2016/01/20-08:04:32, [AN-1010], 297, FID 128, WARNING, san48b-5-sw2, Severe latency bottleneck detected at slot 0 port 10.
2016/02/04-13:14:04, [AN-1010], 298, FID 128, WARNING, san48b-5-sw2, Severe latency bottleneck detected at slot 0 port 10.

porterrshow

FID128:admin> porterrshow
          frames      enc    crc    crc    too    too    bad    enc   disc   link   loss   loss 
       tx     rx      in    err    g_eof  shrt   long   eof     out   c3    fail    sync   sig  
 ...
  8:    0      0      0      0      0      0      0      0      0      0      0      0      0    
  9:    2.3g   2.7g   0      0      0      0      0      0      0      0      2      0      2  
 10:  249.0m  35.3m  59.2k  59.1k  59.0k   0      0     32     70.0k 816      0      0      0    
 11:  247.3m  27.3m   0      0      0      0      0      0      0      0      0      0      0   
 ...

In above output, as you can see port 10 enc_in,enc_out, crc err, crc g_eof all show high error counts.

Diagnostics

There could be different reasons that can cause SAN switch severe latency issue, first, make sure you don't have bandwidth issue, especially when using ISL/trunking.

Note: when SAN latency issue appears, mostly you won't see the port or links saturation. In opposity, the traffic will drop to very low due to errors.

In this case, according to the Brocade SAN switch porterrshow counters explaination, enc_in/enc_out more likely endicate external probem, cable or SFP.

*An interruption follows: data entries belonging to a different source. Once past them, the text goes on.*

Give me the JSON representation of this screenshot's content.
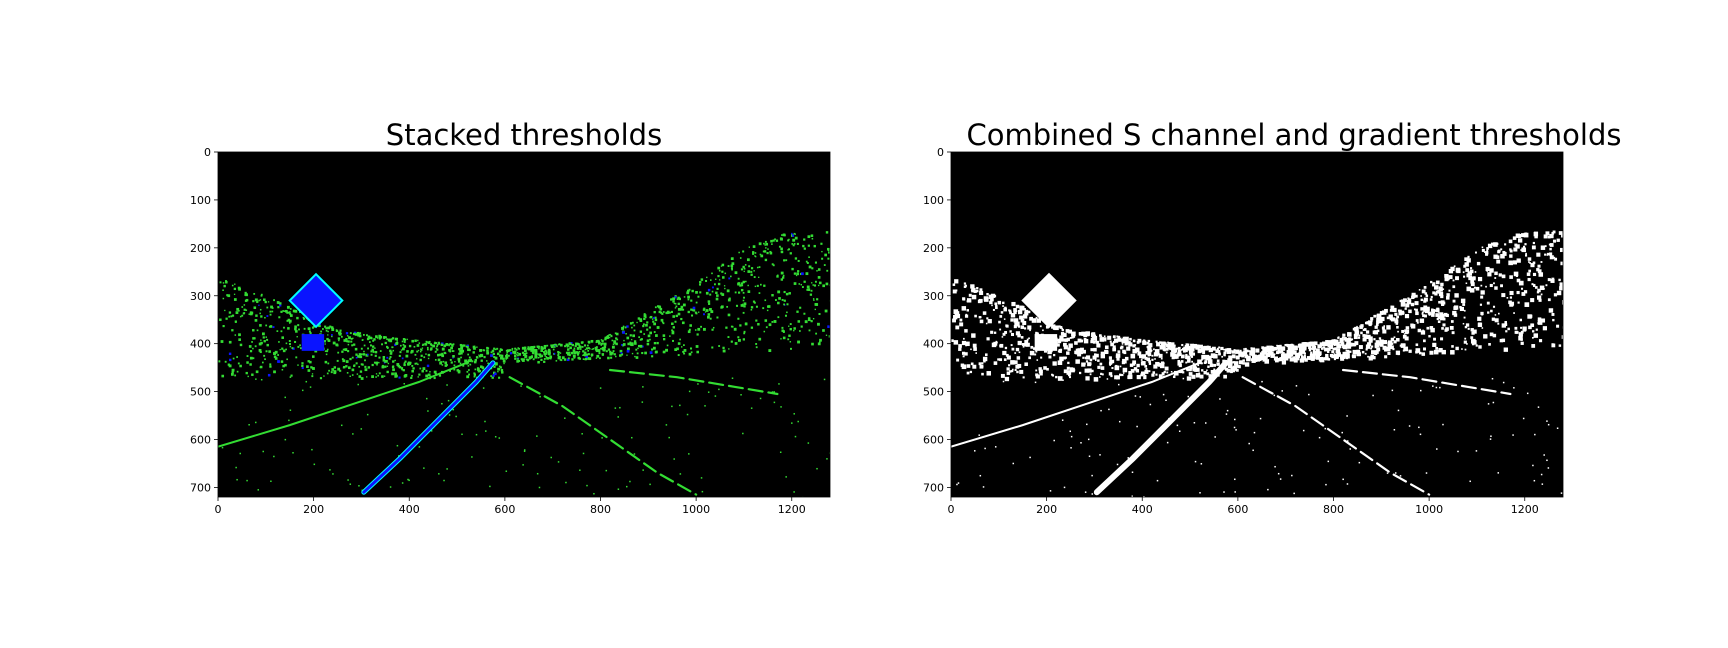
{
  "figure": {
    "background": "#ffffff"
  },
  "chart_data": [
    {
      "type": "image",
      "title": "Stacked thresholds",
      "xlabel": "",
      "ylabel": "",
      "xlim": [
        0,
        1280
      ],
      "ylim": [
        720,
        0
      ],
      "x_ticks": [
        0,
        200,
        400,
        600,
        800,
        1000,
        1200
      ],
      "y_ticks": [
        0,
        100,
        200,
        300,
        400,
        500,
        600,
        700
      ],
      "colors": {
        "background": "#000000",
        "primary": "#33dd33",
        "secondary": "#0a14ff",
        "edge": "#00ffff"
      },
      "lane_lines": [
        {
          "name": "left-lane",
          "style": "primary",
          "points": [
            [
              0,
              615
            ],
            [
              150,
              570
            ],
            [
              300,
              520
            ],
            [
              420,
              480
            ],
            [
              520,
              440
            ]
          ]
        },
        {
          "name": "center-lane",
          "style": "secondary",
          "points": [
            [
              305,
              710
            ],
            [
              380,
              640
            ],
            [
              460,
              560
            ],
            [
              540,
              480
            ],
            [
              575,
              440
            ]
          ]
        },
        {
          "name": "right-dashes-1",
          "style": "primary",
          "points": [
            [
              610,
              470
            ],
            [
              720,
              530
            ],
            [
              820,
              600
            ],
            [
              920,
              670
            ],
            [
              1000,
              715
            ]
          ]
        },
        {
          "name": "right-dashes-2",
          "style": "primary",
          "points": [
            [
              820,
              455
            ],
            [
              960,
              470
            ],
            [
              1080,
              490
            ],
            [
              1170,
              505
            ]
          ]
        }
      ],
      "vegetation_band": [
        [
          0,
          260
        ],
        [
          100,
          300
        ],
        [
          250,
          370
        ],
        [
          400,
          390
        ],
        [
          600,
          410
        ],
        [
          800,
          390
        ],
        [
          900,
          330
        ],
        [
          1000,
          270
        ],
        [
          1100,
          200
        ],
        [
          1180,
          170
        ],
        [
          1280,
          160
        ]
      ],
      "sign": {
        "center": [
          205,
          310
        ],
        "half_size": 55
      },
      "small_sign": {
        "x": [
          175,
          222
        ],
        "y": [
          380,
          415
        ]
      }
    },
    {
      "type": "image",
      "title": "Combined S channel and gradient thresholds",
      "xlabel": "",
      "ylabel": "",
      "xlim": [
        0,
        1280
      ],
      "ylim": [
        720,
        0
      ],
      "x_ticks": [
        0,
        200,
        400,
        600,
        800,
        1000,
        1200
      ],
      "y_ticks": [
        0,
        100,
        200,
        300,
        400,
        500,
        600,
        700
      ],
      "colors": {
        "background": "#000000",
        "primary": "#ffffff",
        "secondary": "#ffffff",
        "edge": "#ffffff"
      },
      "lane_lines": [
        {
          "name": "left-lane",
          "style": "primary",
          "points": [
            [
              0,
              615
            ],
            [
              150,
              570
            ],
            [
              300,
              520
            ],
            [
              420,
              480
            ],
            [
              520,
              440
            ]
          ]
        },
        {
          "name": "center-lane",
          "style": "secondary",
          "points": [
            [
              305,
              710
            ],
            [
              380,
              640
            ],
            [
              460,
              560
            ],
            [
              540,
              480
            ],
            [
              575,
              440
            ]
          ]
        },
        {
          "name": "right-dashes-1",
          "style": "primary",
          "points": [
            [
              610,
              470
            ],
            [
              720,
              530
            ],
            [
              820,
              600
            ],
            [
              920,
              670
            ],
            [
              1000,
              715
            ]
          ]
        },
        {
          "name": "right-dashes-2",
          "style": "primary",
          "points": [
            [
              820,
              455
            ],
            [
              960,
              470
            ],
            [
              1080,
              490
            ],
            [
              1170,
              505
            ]
          ]
        }
      ],
      "vegetation_band": [
        [
          0,
          260
        ],
        [
          100,
          300
        ],
        [
          250,
          370
        ],
        [
          400,
          390
        ],
        [
          600,
          410
        ],
        [
          800,
          390
        ],
        [
          900,
          330
        ],
        [
          1000,
          270
        ],
        [
          1100,
          200
        ],
        [
          1180,
          170
        ],
        [
          1280,
          160
        ]
      ],
      "sign": {
        "center": [
          205,
          310
        ],
        "half_size": 55
      },
      "small_sign": {
        "x": [
          175,
          222
        ],
        "y": [
          380,
          415
        ]
      }
    }
  ]
}
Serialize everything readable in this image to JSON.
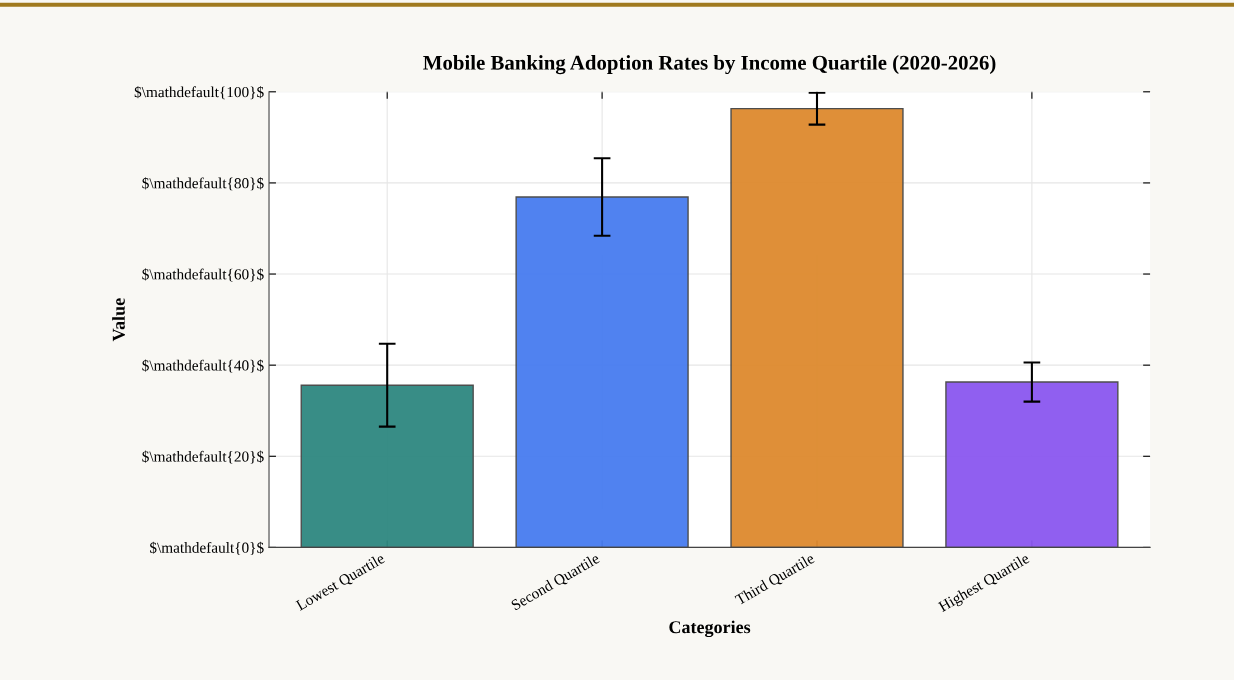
{
  "chart_data": {
    "type": "bar",
    "title": "Mobile Banking Adoption Rates by Income Quartile (2020-2026)",
    "xlabel": "Categories",
    "ylabel": "Value",
    "categories": [
      "Lowest Quartile",
      "Second Quartile",
      "Third Quartile",
      "Highest Quartile"
    ],
    "values": [
      35.6,
      76.9,
      96.3,
      36.3
    ],
    "errors": [
      9.1,
      8.5,
      3.5,
      4.3
    ],
    "colors": [
      "#2e8780",
      "#477cf0",
      "#de8a2e",
      "#8b57f0"
    ],
    "ylim": [
      0,
      100
    ],
    "yticks": [
      {
        "value": 0,
        "label": "$\\mathdefault{0}$"
      },
      {
        "value": 20,
        "label": "$\\mathdefault{20}$"
      },
      {
        "value": 40,
        "label": "$\\mathdefault{40}$"
      },
      {
        "value": 60,
        "label": "$\\mathdefault{60}$"
      },
      {
        "value": 80,
        "label": "$\\mathdefault{80}$"
      },
      {
        "value": 100,
        "label": "$\\mathdefault{100}$"
      }
    ],
    "grid": true
  }
}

This is a sign of a hardware problem. Suggested actions would be to replace the cable or SFP, move cable to another port, or run porttest.
enc_out errors on their own imply a cable/connector problem. Enc_out errors and crc_err together imply GBIC/SFP problem

Same as crc err and crc g_eof

- A mathematical formula generates counters at the sending port. The receiving port uses the same formula to check and compare. Generally speaking. crc_err and enc_out errors together imply GBIC/SFP problem. Suggested actions would be to replace the cable or SFP, move cable to another port, or run porttest.

Solve the problem

So, clearly, this case is related with cable or SFP, but not rush to replace cable yet. First, check the cable if there is a sharp curve, if there is , then recable it, clean it with professional tools. Followed by the following actions on both SAN switches.

portdisable <p>
slotstatsclear 
portenable <p>
FID128:admin> porterrshow
          frames      enc    crc    crc    too    too    bad    enc   disc   link   loss   loss   frjt   fbsy    c3timeout    pcs
       tx     rx      in    err    g_eof  shrt   long   eof     out   c3    fail    sync   sig                   tx    rx     err
 10:    2.4g   2.2g   0      0      0      0      0      0      0      1      0      0      0      0      0      0      0      0
 11:    1.8g  80.2m   0      0      0      0      0      0      0      0      0      0      0      0      0      0      0      0

If doesn't solve the problem, change cable, then SFP to fix the problem.